Когда Гумилев спросил Блока: «Почему Христос? Откуда?!», Блок ответил, как только художник может ответить: «Сам не понимаю. Вдруг вижу – Христос». Ханжи завопили: «Богохульство». А ведь образ Иисуса Христа и прежде являлся поэтам в боях, бунтах, беззакониях, беззащитности… Привожу два примера (их куда как больше!). Вот стихотворение хорватского поэта Краньчевичаa о французской Коммуне, во время которой он проживал в Париже. Оно называется «Resurrectio».

ВоскресениеШагом твердым и широким он стезей идет кровавой,Следом за ним сброд в лохмотьях бурной кинулся оравой,«Братство, равенство, свобода! Хоть одним делиться ломтем!»И за ним, поддавши ходу, за великим Незнакомцем.И никто его не знал – ни кто он, пришел откуда,А с победой он исчез, как явился – дивным чудом.Только тот, кого сразила вражеская пуля злая,Со слезой узрел и понял, с этой тайной умирая —Из неведомо откуда и неведомо куда —Метеором появился и светил им, как звезда.Провожая след лучистый, шепчут мертвые уста:«Иисус Христос был с нами! Он для нас сошел с креста!»b

Оригинал «Воскресения»:

ResurrectioPa koracima velikima na krvave grede gazi,Za njim rulja poderana po utrtoj srne stazi.I pokliče: «Za jednakost i za bratstvo i slobodu!»I pojuri za neznancem na velikom njeg’vom hoduPoznao ga niko nije, i okle je med nje došo,Pobijedivši nisu znali, kud je tajni stranac – pošo?Samo oni, što su zrnom pogođeni smrtno pali,Nazriješe ispod suze, što im zadnja oči zali:Iz neznana da je došo i u neznan da se vinu,Ko meteor, što na časak rasvijetli pomrčinu.Gledahu mu sjajnim tragom, izdisahu lako, ti’o:Hrist je ovo s križa sašo, sad je evo u nas bio!
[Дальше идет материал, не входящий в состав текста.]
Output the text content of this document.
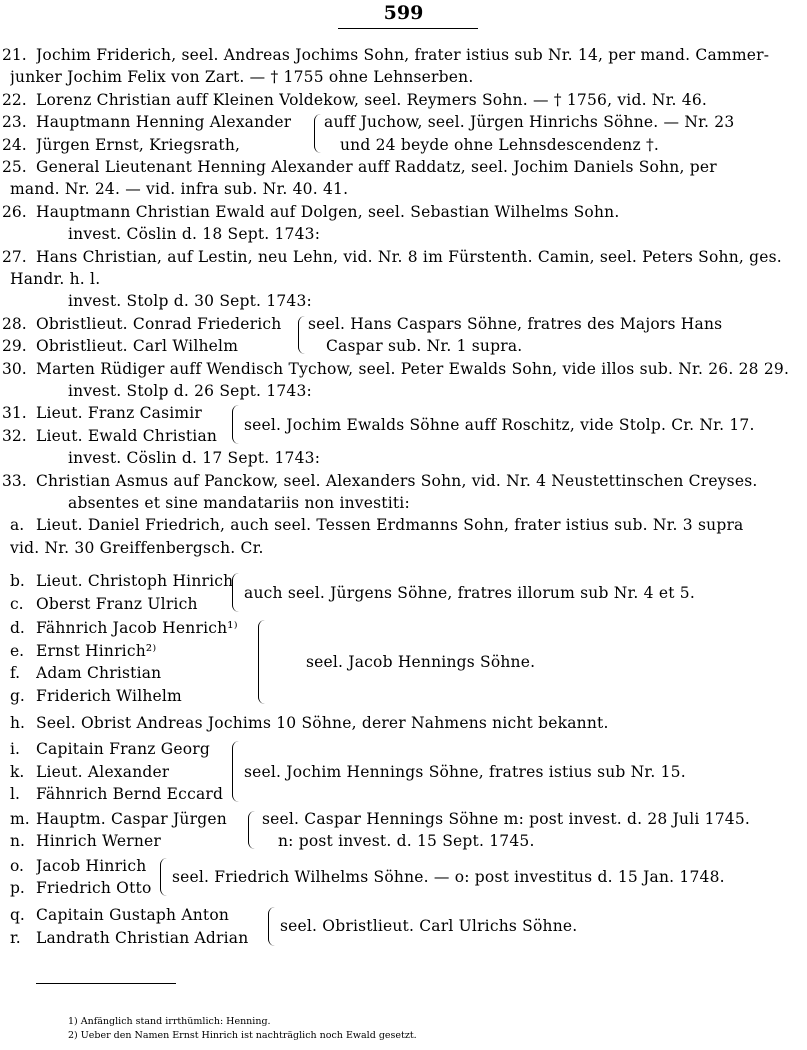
599
21. Jochim Friderich, seel. Andreas Jochims Sohn, frater istius sub Nr. 14, per mand. Cammer-
junker Jochim Felix von Zart. — † 1755 ohne Lehnserben.
22. Lorenz Christian auff Kleinen Voldekow, seel. Reymers Sohn. — † 1756, vid. Nr. 46.
23. Hauptmann Henning Alexander
24. Jürgen Ernst, Kriegsrath,
25. General Lieutenant Henning Alexander auff Raddatz, seel. Jochim Daniels Sohn, per
mand. Nr. 24. — vid. infra sub. Nr. 40. 41.
26. Hauptmann Christian Ewald auf Dolgen, seel. Sebastian Wilhelms Sohn.
invest. Cöslin d. 18 Sept. 1743:
27. Hans Christian, auf Lestin, neu Lehn, vid. Nr. 8 im Fürstenth. Camin, seel. Peters Sohn, ges.
Handr. h. l.
invest. Stolp d. 30 Sept. 1743:
28. Obristlieut. Conrad Friederich
29. Obristlieut. Carl Wilhelm
30. Marten Rüdiger auff Wendisch Tychow, seel. Peter Ewalds Sohn, vide illos sub. Nr. 26. 28 29.
invest. Stolp d. 26 Sept. 1743:
31. Lieut. Franz Casimir
32. Lieut. Ewald Christian
invest. Cöslin d. 17 Sept. 1743:
33. Christian Asmus auf Panckow, seel. Alexanders Sohn, vid. Nr. 4 Neustettinschen Creyses.
absentes et sine mandatariis non investiti:
a. Lieut. Daniel Friedrich, auch seel. Tessen Erdmanns Sohn, frater istius sub. Nr. 3 supra
vid. Nr. 30 Greiffenbergsch. Cr.
b. Lieut. Christoph Hinrich
c. Oberst Franz Ulrich
d. Fähnrich Jacob Henrich¹⁾
e. Ernst Hinrich²⁾
f. Adam Christian
g. Friderich Wilhelm
h. Seel. Obrist Andreas Jochims 10 Söhne, derer Nahmens nicht bekannt.
i. Capitain Franz Georg
k. Lieut. Alexander
l. Fähnrich Bernd Eccard
m. Hauptm. Caspar Jürgen
n. Hinrich Werner
o. Jacob Hinrich
p. Friedrich Otto
q. Capitain Gustaph Anton
r. Landrath Christian Adrian
auff Juchow, seel. Jürgen Hinrichs Söhne. — Nr. 23
und 24 beyde ohne Lehnsdescendenz †.
seel. Hans Caspars Söhne, fratres des Majors Hans
Caspar sub. Nr. 1 supra.
seel. Jochim Ewalds Söhne auff Roschitz, vide Stolp. Cr. Nr. 17.
auch seel. Jürgens Söhne, fratres illorum sub Nr. 4 et 5.
seel. Jacob Hennings Söhne.
seel. Jochim Hennings Söhne, fratres istius sub Nr. 15.
seel. Caspar Hennings Söhne m: post invest. d. 28 Juli 1745.
n: post invest. d. 15 Sept. 1745.
seel. Friedrich Wilhelms Söhne. — o: post investitus d. 15 Jan. 1748.
seel. Obristlieut. Carl Ulrichs Söhne.
1) Anfänglich stand irrthümlich: Henning.
2) Ueber den Namen Ernst Hinrich ist nachträglich noch Ewald gesetzt.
А вот и другой пример. В «Дневнике писателя» за 1873 год Достоевский рассказывает о споре, возникшем по его вине у Белинского: «Тут оставалась, однако, сияющая личность самого Христа, с которою всего труднее было бороться. Учение Христово онa, как социалист, необходимо должен был разрушать, называть его ложным и невежественным человеколюбием, осужденным современною наукой и экономическими началами, но все-таки оставался пресветлый лик Богочеловека, его нравственная недостижимость, его чудесная и чудотворная красота. Но в беспрерывном, неугасимом восторге своем Белинский не остановился даже пред этим неодолимым препятствием, как остановился Ренан, провозгласивший в своей полной безверия книге “La vie de Jésus”150, что Христос все-таки есть идеал красоты… В этот вечер мы были не одни; присутствовал один из друзей Белинского, которого он весьма уважал и во многом слушался…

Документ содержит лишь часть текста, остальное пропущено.